Surrey-built AI cuts Supreme Court transcription errors and links judgments to video

Surrey researchers built an AI that transcribes UK Supreme Court hearings and links judgment paragraphs to exact video moments. Training cut errors by up to 9% across 139 hours.

Categorized in: AI News Science and Research
Published on: Sep 21, 2025
Surrey-built AI cuts Supreme Court transcription errors and links judgments to video

AI system for UK Supreme Court hearings cuts transcription errors and links judgments to video

Researchers at the University of Surrey have built an AI tool that transcribes UK Supreme Court hearings and links sections of written judgments to the exact moments those arguments appear in video. The study reports up to a 9% reduction in transcription errors compared with leading commercial tools after training on 139 hours of hearings and legal documents.

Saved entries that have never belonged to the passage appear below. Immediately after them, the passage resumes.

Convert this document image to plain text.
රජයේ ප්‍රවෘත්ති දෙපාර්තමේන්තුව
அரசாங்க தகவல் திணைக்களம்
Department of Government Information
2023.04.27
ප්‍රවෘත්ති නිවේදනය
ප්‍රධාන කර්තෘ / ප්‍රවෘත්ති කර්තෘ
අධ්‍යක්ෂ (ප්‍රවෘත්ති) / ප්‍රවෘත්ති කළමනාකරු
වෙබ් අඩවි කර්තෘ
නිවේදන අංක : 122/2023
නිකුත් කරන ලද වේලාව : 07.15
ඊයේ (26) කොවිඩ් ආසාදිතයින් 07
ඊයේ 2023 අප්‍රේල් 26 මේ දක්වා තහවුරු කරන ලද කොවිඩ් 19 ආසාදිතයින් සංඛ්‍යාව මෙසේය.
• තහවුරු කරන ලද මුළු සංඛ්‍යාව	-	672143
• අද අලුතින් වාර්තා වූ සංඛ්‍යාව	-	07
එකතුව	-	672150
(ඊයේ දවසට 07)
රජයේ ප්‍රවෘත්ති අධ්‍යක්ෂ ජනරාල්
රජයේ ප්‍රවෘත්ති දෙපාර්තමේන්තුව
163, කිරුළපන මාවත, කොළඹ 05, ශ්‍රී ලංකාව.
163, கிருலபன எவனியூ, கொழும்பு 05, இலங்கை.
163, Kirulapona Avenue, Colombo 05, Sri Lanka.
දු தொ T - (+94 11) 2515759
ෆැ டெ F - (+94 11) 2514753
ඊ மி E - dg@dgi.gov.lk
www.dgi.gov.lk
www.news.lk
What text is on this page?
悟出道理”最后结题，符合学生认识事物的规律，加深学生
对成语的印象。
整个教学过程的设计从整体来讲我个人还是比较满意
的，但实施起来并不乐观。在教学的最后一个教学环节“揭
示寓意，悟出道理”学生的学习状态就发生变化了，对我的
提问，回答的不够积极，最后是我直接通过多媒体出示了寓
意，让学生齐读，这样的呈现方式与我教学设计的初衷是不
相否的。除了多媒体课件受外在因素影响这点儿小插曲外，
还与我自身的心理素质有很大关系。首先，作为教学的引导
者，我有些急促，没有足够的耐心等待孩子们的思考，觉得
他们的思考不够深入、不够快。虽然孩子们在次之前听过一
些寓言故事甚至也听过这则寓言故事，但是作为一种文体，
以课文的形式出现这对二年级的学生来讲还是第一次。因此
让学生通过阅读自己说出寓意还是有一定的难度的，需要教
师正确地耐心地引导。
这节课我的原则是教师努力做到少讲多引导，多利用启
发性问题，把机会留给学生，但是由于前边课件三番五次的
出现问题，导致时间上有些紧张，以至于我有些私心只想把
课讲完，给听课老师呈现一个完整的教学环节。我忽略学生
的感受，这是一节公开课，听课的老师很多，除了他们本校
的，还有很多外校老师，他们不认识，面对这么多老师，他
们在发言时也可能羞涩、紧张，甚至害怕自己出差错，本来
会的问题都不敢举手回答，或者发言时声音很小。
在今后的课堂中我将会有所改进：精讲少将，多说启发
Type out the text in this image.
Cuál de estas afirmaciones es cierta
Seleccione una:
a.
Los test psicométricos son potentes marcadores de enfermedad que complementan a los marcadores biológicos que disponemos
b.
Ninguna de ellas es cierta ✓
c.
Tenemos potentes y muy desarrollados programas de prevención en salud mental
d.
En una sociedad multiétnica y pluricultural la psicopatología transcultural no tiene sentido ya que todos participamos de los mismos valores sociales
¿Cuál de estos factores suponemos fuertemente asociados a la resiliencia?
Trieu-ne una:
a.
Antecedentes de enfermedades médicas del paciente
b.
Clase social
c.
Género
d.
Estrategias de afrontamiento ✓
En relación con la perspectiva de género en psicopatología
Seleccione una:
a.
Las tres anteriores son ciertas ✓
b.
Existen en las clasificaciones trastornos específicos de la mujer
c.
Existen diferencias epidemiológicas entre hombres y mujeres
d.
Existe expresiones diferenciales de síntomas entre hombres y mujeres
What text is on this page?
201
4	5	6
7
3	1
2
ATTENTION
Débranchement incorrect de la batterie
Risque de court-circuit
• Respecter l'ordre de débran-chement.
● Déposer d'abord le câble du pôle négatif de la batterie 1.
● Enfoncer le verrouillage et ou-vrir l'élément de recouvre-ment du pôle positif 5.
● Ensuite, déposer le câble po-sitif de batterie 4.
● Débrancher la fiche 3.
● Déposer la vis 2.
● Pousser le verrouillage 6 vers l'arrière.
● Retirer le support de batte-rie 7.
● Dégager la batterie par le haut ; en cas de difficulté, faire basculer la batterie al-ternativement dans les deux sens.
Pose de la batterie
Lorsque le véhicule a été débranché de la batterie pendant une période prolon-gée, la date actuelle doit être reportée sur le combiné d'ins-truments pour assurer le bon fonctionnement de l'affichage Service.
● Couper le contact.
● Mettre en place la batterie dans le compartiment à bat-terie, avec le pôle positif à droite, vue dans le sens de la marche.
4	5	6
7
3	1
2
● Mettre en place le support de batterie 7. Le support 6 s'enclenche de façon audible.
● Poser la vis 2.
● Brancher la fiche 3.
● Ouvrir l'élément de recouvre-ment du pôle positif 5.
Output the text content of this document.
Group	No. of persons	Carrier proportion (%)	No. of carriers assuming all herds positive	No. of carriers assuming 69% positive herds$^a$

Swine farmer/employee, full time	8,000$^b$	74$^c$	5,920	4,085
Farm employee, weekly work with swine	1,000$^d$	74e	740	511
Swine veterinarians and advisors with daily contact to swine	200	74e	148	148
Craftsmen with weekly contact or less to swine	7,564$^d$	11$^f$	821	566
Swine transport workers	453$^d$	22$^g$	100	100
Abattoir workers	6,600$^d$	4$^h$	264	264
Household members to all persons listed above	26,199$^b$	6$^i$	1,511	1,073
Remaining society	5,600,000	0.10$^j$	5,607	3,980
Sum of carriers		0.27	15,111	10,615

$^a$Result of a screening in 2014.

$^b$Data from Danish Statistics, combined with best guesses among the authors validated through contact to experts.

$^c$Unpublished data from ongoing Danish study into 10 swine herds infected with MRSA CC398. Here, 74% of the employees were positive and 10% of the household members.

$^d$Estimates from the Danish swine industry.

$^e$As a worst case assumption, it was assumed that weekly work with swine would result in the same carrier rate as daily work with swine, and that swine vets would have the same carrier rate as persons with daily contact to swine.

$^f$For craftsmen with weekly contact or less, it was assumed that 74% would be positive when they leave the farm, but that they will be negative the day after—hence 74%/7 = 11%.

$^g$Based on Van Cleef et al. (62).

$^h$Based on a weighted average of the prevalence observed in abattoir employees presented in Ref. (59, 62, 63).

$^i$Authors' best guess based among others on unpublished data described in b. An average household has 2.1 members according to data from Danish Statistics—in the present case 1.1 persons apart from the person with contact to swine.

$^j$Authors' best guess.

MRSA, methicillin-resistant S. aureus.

"Our courts deal with some of the most important questions in society. Yet the way we record and access those hearings is stuck in the past," said Prof Constantin Orăsan, co-author of the study. "By tailoring AI to the unique language of British courtrooms, we've built a tool that makes justice more transparent and accessible."

What the team built

  • A domain-adapted speech recognition system trained on 139 hours of Supreme Court audio and legal text.
  • Measured accuracy improvements with up to a 9% reduction in transcription errors versus leading commercial systems.
  • A semantic linking tool that matches paragraphs in written judgments to precise timestamps in hearing videos.

Why this matters for science and research

  • Reproducibility: Timestamped links between claims in judgments and the source video create an auditable trail.
  • Search and retrieval: Domain adaptation improves recall for rare legal terms, case citations, and named entities.
  • Workflow efficiency: Faster review for clerks, researchers, and archivists through accurate transcripts and direct video jumps.
  • Public access: Clearer records strengthen transparency for media, practitioners, and citizens.

Method signals

  • Domain adaptation: Training on hearings and legal documents helps the model parse courtroom cadence, accents, and specialized vocabulary.
  • Error analysis: Reporting head-to-head gains versus commercial baselines points to practical performance, not just benchmarks.
  • Semantic linking: Paragraph-to-timestamp matching supports evidence tracking, context checks, and rapid fact verification.

Adoption and next steps

The project is drawing interest from the UK Supreme Court and The National Archives. For institutions, the near-term value is clear: faster public release of accurate transcripts, richer archives, and better tools for legal research.

Considerations before deployment

  • Data governance: Ensure clear policies on sensitive audio, redactions, and retention.
  • Bias and coverage: Evaluate performance across accents, speaking rates, and courtroom audio conditions.
  • Human-in-the-loop: Pair automated drafts with expert review for final records.
  • Provenance: Keep versioned transcripts and linkages so citations remain stable over time.
  • Accessibility: Provide exports, captions, and APIs for researchers and archives.

Bottom line

Specialized training for legal language, combined with semantic links back to video, moves court reporting from static records to verifiable, searchable evidence trails. That's a practical step toward more transparent justice and more efficient legal research.